Problems
Generally speaking, a problem is a task that an algorithm is trying to solve**.** An instance of the problem is a problem with a specific input**.** The example the College Board CED gives is that sorting is a problem while sorting the list [2, 3, 1, 7] is an instance of the problem.
Some examples of common problem types are decision problems and optimization problems. Decision problems have a yes/no answer, while optimization problems ask what the best solution is to the task at hand.
Finding out if a number is prime is a decision problem, because you can answer that question with a yes or a no. Finding the shortest path between two cities, on the other hand, is considered an optimization problem. It wants the best answer (in this case the shortest), not just an answer.

Efficiency
An algorithm's efficiency is an estimate of how many computational resources (like power, memory or time) it uses. It's officially expressed as a function of the size of the input. This just means that the efficiency varies based on the input size—the bigger the input, the more resources it'll use, and vice versa. There are formal equations to calculate it, but you don't have to know them for the AP CSP test.
Informally, efficiency is measured by determining how many times a statement or statement group executes. Algorithms that run with a polynomial efficiency or lower are said to run in a reasonable amount of time while algorithms that run with an exponential or factorial efficiency run in an unreasonable amount of time.
Different correct algorithms for the same problem can have different efficiencies, just like how different ways to solve a problem can take longer or shorter or be more or less effective.
Some problems can't be solved in a reasonable amount of time. In this case, computers turn to an approximate solution. The technique to find this approximate solution is known as a heuristic.
Frequently Asked Questions
How do I tell if my algorithm is efficient or not?
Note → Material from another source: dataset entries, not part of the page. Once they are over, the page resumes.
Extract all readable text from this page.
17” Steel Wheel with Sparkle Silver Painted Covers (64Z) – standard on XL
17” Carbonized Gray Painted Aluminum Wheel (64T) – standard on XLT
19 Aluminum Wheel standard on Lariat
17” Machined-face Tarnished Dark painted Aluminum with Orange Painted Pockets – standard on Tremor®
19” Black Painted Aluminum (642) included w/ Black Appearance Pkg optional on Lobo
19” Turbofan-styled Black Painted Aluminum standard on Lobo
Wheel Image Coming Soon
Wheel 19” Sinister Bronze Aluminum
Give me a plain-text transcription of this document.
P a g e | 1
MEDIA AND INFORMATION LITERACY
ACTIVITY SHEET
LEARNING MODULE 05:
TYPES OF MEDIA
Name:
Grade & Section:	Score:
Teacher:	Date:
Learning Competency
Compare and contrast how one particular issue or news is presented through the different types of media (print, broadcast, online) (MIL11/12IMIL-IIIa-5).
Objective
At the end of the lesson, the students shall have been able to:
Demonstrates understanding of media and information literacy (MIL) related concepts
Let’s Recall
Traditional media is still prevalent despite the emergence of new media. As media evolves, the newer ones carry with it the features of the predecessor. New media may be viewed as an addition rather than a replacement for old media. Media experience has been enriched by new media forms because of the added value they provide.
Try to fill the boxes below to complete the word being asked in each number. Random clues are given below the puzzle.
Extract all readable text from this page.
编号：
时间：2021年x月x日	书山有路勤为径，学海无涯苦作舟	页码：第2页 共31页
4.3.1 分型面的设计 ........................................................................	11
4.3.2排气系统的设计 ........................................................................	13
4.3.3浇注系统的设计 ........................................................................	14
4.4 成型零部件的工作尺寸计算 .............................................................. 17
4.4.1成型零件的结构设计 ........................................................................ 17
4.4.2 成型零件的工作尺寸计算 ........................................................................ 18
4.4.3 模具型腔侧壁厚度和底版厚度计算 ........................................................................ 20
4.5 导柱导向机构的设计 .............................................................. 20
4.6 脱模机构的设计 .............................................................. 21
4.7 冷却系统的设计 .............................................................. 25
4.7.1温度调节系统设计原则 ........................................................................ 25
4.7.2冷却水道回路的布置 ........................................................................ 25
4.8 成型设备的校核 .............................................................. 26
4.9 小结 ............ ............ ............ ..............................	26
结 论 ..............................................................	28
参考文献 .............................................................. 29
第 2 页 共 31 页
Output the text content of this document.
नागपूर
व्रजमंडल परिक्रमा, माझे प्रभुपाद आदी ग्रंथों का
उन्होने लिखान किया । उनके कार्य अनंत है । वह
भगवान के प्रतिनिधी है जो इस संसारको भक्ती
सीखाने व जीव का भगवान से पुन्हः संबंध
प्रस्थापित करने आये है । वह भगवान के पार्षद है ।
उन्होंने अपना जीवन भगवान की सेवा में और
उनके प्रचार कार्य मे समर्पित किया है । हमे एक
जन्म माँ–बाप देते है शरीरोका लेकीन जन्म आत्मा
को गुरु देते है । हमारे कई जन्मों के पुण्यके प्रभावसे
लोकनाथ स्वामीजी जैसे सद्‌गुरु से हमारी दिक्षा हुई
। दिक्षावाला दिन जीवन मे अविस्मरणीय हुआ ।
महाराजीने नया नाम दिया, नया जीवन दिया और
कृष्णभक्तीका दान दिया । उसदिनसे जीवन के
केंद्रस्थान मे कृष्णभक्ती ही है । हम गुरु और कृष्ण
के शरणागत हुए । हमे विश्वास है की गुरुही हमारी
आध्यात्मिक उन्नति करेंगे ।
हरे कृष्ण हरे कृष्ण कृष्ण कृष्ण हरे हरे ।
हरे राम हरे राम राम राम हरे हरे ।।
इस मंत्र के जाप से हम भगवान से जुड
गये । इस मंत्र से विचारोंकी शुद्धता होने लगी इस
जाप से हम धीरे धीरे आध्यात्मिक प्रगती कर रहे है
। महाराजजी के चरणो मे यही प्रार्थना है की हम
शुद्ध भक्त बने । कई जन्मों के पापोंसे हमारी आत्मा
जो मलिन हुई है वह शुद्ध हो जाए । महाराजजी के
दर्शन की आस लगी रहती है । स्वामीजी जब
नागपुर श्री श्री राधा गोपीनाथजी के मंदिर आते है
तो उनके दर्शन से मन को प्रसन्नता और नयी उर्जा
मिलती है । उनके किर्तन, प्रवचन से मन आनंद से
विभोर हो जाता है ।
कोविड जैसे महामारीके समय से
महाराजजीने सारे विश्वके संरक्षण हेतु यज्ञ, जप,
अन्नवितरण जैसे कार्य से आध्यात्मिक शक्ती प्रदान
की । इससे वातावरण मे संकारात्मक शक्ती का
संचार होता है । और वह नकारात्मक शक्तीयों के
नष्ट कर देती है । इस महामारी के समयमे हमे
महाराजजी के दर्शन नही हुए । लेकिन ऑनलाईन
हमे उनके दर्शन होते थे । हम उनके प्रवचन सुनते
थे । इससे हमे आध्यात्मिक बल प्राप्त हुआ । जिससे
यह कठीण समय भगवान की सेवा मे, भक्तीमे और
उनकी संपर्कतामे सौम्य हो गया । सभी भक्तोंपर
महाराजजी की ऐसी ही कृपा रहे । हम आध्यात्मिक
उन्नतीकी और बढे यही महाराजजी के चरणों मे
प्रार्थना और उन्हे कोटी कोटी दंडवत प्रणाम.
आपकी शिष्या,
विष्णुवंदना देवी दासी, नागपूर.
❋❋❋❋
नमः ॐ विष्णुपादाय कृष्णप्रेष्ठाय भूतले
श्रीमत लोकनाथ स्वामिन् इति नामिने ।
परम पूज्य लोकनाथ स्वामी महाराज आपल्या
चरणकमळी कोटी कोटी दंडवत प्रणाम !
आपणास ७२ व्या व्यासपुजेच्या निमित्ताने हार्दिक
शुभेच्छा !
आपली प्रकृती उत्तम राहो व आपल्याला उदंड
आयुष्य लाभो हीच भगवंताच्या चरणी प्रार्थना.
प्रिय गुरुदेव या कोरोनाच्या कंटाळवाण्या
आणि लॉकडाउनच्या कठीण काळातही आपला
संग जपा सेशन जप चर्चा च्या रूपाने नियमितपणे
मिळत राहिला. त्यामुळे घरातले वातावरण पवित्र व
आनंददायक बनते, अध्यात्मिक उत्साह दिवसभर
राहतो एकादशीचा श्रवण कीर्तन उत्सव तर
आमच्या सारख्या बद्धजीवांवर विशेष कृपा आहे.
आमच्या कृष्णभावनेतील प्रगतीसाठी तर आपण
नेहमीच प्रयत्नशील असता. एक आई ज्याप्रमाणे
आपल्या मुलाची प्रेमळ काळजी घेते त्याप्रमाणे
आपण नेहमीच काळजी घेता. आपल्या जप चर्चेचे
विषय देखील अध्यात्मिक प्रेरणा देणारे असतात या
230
You tell if an algorithm is “efficient” by estimating how its resource use (usually time) grows as the input size increases. For AP CSP, do this informally—count how many times key statements run for different input sizes (EK AAP-4.A.5). If running time grows like a polynomial (constant, linear, quadratic, cubic, etc.) it’s considered reasonable; if it grows exponentially or factorially, it’s usually impractical (EK AAP-4.A.7). Different correct algorithms can have very different efficiencies (EK AAP-4.A.6), so compare counts on the same problem instance. If no efficient algorithm exists for a problem instance, use a heuristic or approximation that gives good-enough answers faster (EK AAP-4.A.8–9). For a quick review, see the Topic 3.17 study guide (https://library.fiveable.me/ap-computer-science-principles/unit-3/algorithmic-efficiency/study-guide/jGSWIqW49BtrQ8dqCWFd) and try practice questions (https://library.fiveable.me/practice/ap-computer-science-principles).
What's the difference between a problem and an instance of a problem?
A problem is the general task you want solved; an instance is that problem with concrete input. For example (from the CED): “sorting” is a problem; sorting the list (2, 3, 1, 7) is a specific instance of that problem (EK AAP-4.A.1). Problems can be decision (yes/no) or optimization (find the best solution)—each instance supplies the actual data the algorithm runs on (EK AAP-4.A.2). This distinction matters for efficiency: you judge an algorithm’s resources as a function of input size (EK AAP-4.A.3–AAP-4.A.6), and some problem instances may be easy while others (same problem, different inputs) are hard. For more on algorithmic efficiency and examples, check the Topic 3.17 study guide (https://library.fiveable.me/ap-computer-science-principles/unit-3/algorithmic-efficiency/study-guide/jGSWIqW49BtrQ8dqCWFd). For extra practice, Fiveable has lots of practice problems (https://library.fiveable.me/practice/ap-computer-science-principles).
I'm confused about what makes an algorithm run in "reasonable time" - can someone explain?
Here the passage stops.